Civil society must be a check on the power of corporations and governments. Civil society must represent and serve common citizens: it is the purpose for its existence. Civil society organizations also serve society by providing last mile connectivity to those citizens that governments and large businesses do not reach. Civil society organizations perform in several ways:

1. As “activists” standing up for the rights of common citizens against the power of governments and corporates. (Telling truth to power)

2. As extensions of government programmes, philanthropy, and CSR reaching into communities. (Giving fish)

3. As facilitators of local “development”, by enabling communities to build their own capabilities. (Learning to fish)

4. A fourth role some civil society (i.e., not for profit and non-governmental) organizations perform is as Thought Leaders. They research and present insights from the points-of-view of those left behind.  

With the ideological swing from “socialism” to “capitalism” in the 1990s, governments began to leave citizen welfare to the private sector. Governments were short of resources; also accused of incompetence. Philanthropy and CSR expanded, bringing more money from the business sector to support civil society organizations delivering on the ground (Giving fish). Activists against capitalism’s excesses (Truth to power) were, of course, not supported. The roles of think tanks (Thought Leaders) became muddied. Whose side were they on? Were they socialist (on the ‘Left’)? Or capitalist (saying the ‘Right’ things from the Establishment’s perspective)?

With philanthropy and corporate money came corporate ideas of organization, and management consultants to help civil society organizations improve efficiencies and expand their scales. With this help, chemistries of civil society organizations began to change.
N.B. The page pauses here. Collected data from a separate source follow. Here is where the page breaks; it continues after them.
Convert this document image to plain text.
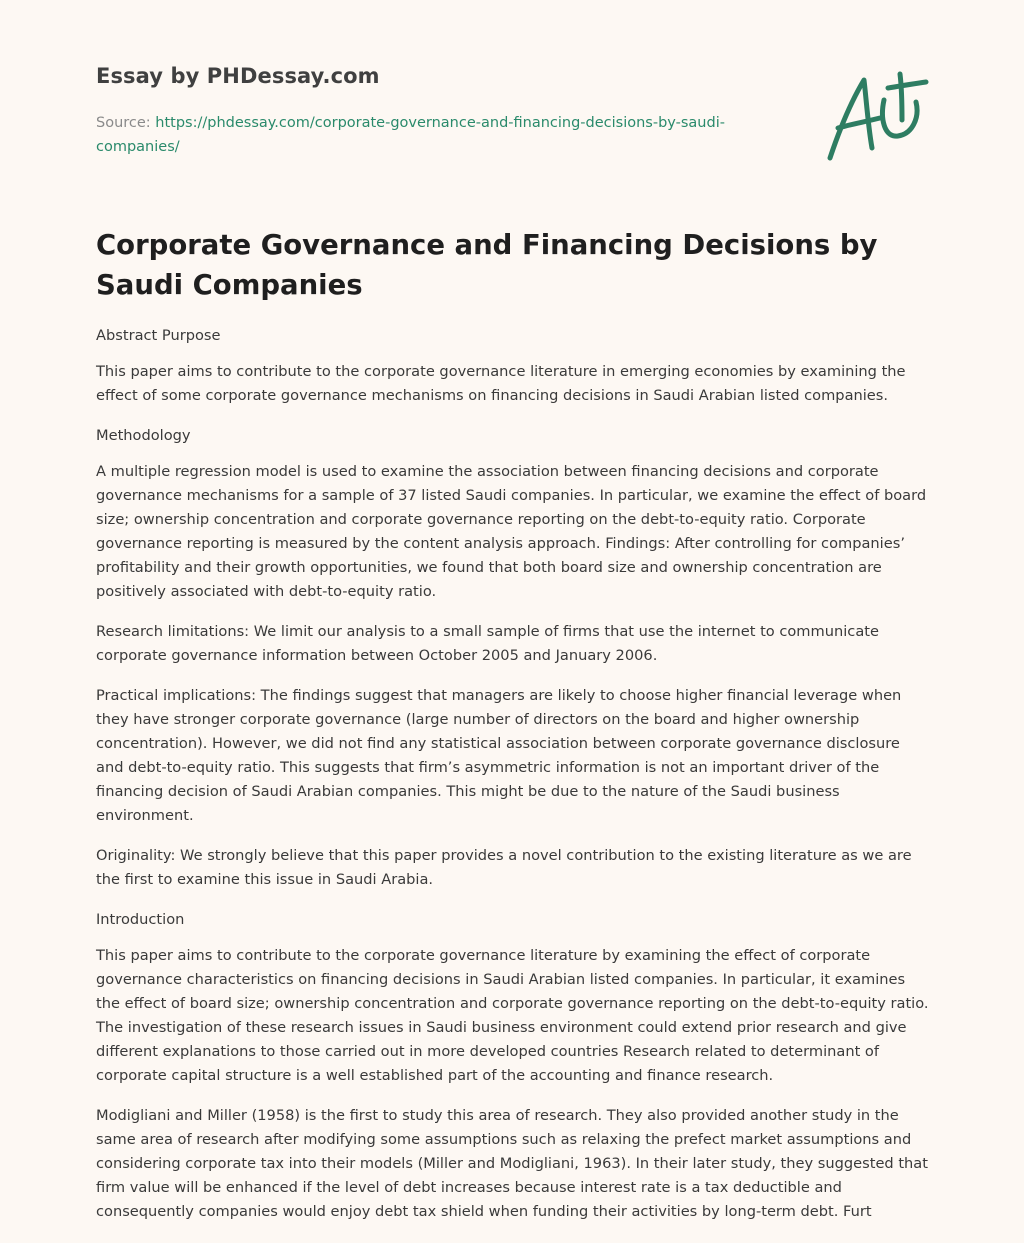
Essay by PHDessay.com
Source: https://phdessay.com/corporate-governance-and-financing-decisions-by-saudi-companies/
Corporate Governance and Financing Decisions by Saudi Companies

Abstract Purpose

This paper aims to contribute to the corporate governance literature in emerging economies by examining the effect of some corporate governance mechanisms on financing decisions in Saudi Arabian listed companies.

Methodology

A multiple regression model is used to examine the association between financing decisions and corporate governance mechanisms for a sample of 37 listed Saudi companies. In particular, we examine the effect of board size; ownership concentration and corporate governance reporting on the debt-to-equity ratio. Corporate governance reporting is measured by the content analysis approach. Findings: After controlling for companies’ profitability and their growth opportunities, we found that both board size and ownership concentration are positively associated with debt-to-equity ratio.

Research limitations: We limit our analysis to a small sample of firms that use the internet to communicate corporate governance information between October 2005 and January 2006.

Practical implications: The findings suggest that managers are likely to choose higher financial leverage when they have stronger corporate governance (large number of directors on the board and higher ownership concentration). However, we did not find any statistical association between corporate governance disclosure and debt-to-equity ratio. This suggests that firm’s asymmetric information is not an important driver of the financing decision of Saudi Arabian companies. This might be due to the nature of the Saudi business environment.

Originality: We strongly believe that this paper provides a novel contribution to the existing literature as we are the first to examine this issue in Saudi Arabia.

Introduction

This paper aims to contribute to the corporate governance literature by examining the effect of corporate governance characteristics on financing decisions in Saudi Arabian listed companies. In particular, it examines the effect of board size; ownership concentration and corporate governance reporting on the debt-to-equity ratio. The investigation of these research issues in Saudi business environment could extend prior research and give different explanations to those carried out in more developed countries Research related to determinant of corporate capital structure is a well established part of the accounting and finance research.

Modigliani and Miller (1958) is the first to study this area of research. They also provided another study in the same area of research after modifying some assumptions such as relaxing the prefect market assumptions and considering corporate tax into their models (Miller and Modigliani, 1963). In their later study, they suggested that firm value will be enhanced if the level of debt increases because interest rate is a tax deductible and consequently companies would enjoy debt tax shield when funding their activities by long-term debt. Furt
They became more “professional” (in a corporate way), and more entangled in accounting to their donors. Their spirit of service to citizens began to be dulled by the corporatization of their organizations and processes.
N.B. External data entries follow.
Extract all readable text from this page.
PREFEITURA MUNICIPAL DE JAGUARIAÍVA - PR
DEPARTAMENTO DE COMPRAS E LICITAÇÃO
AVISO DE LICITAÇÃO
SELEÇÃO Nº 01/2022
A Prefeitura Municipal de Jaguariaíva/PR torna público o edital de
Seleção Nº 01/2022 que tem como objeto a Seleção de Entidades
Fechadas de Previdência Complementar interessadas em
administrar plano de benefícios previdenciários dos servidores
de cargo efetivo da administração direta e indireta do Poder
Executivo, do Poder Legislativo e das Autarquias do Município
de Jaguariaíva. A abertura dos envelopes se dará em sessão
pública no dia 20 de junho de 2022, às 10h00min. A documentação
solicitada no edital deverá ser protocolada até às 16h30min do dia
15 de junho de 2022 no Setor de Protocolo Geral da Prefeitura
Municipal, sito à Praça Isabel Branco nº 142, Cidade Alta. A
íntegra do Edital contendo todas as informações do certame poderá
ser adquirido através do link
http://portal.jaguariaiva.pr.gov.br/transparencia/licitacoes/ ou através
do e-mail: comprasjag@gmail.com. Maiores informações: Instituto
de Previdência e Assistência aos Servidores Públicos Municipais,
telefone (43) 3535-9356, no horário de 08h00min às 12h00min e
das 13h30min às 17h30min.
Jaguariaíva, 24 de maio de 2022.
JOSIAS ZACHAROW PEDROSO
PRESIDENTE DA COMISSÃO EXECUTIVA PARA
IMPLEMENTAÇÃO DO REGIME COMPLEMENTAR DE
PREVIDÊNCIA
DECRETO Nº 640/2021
Concepts of “development” were also distorted — towards more efficient delivery, on larger scales, of whatever the donors focused on: delivering healthcare services, or building schools, or providing new energy solutions, etc. — rather than building the capacities of communities. Giving them more fish; not helping them to fish for themselves.

 

REDESIGNING CIVIL SOCIETY

With their desire for support from those with money, civil society organizations began to adopt the ways of business. They compete amongst themselves for recognition; they promote their brands; they professionalize their human resource management. They are coopted into the paradigm of competition for growth, rather than cooperation for a common cause.

Many institutions need reform simultaneously to enable humanity to reach its aspirational goals: institutions of government and business, and civil society too. The G20 has admitted that, midway on our journey, we have covered only 12 percent of the distance to reach the SDG goals. Time is running out. We cannot carry on with the ways of thinking and working that have created this existential problem.

Reform of civil society institutions is most urgent. Because they must compel the others to reform to serve common citizens. Civil society organizations must reform themselves to empower citizens to help themselves, and not remain dependent on their charity. Civil society organizations, including the media, must reconnect with their existential purpose in society, from which they have drifted. Too many have become business-like and have lost the genuine spirit of service to the people. 

 

Arun Maira is the author of Shaping the Future: How to Be, Think, and Act in the New World.

Comments

  • Raghunandan Maluste

    Raghunandan Maluste - Feb. 21, 2024, 2:45 p.m.

    Arun Maira, perhaps out of politeness, does not mention that new laws have been used to persecute some to try to play what he has described as role 4 -- speaking from the points of view of those left behind or even pushed out.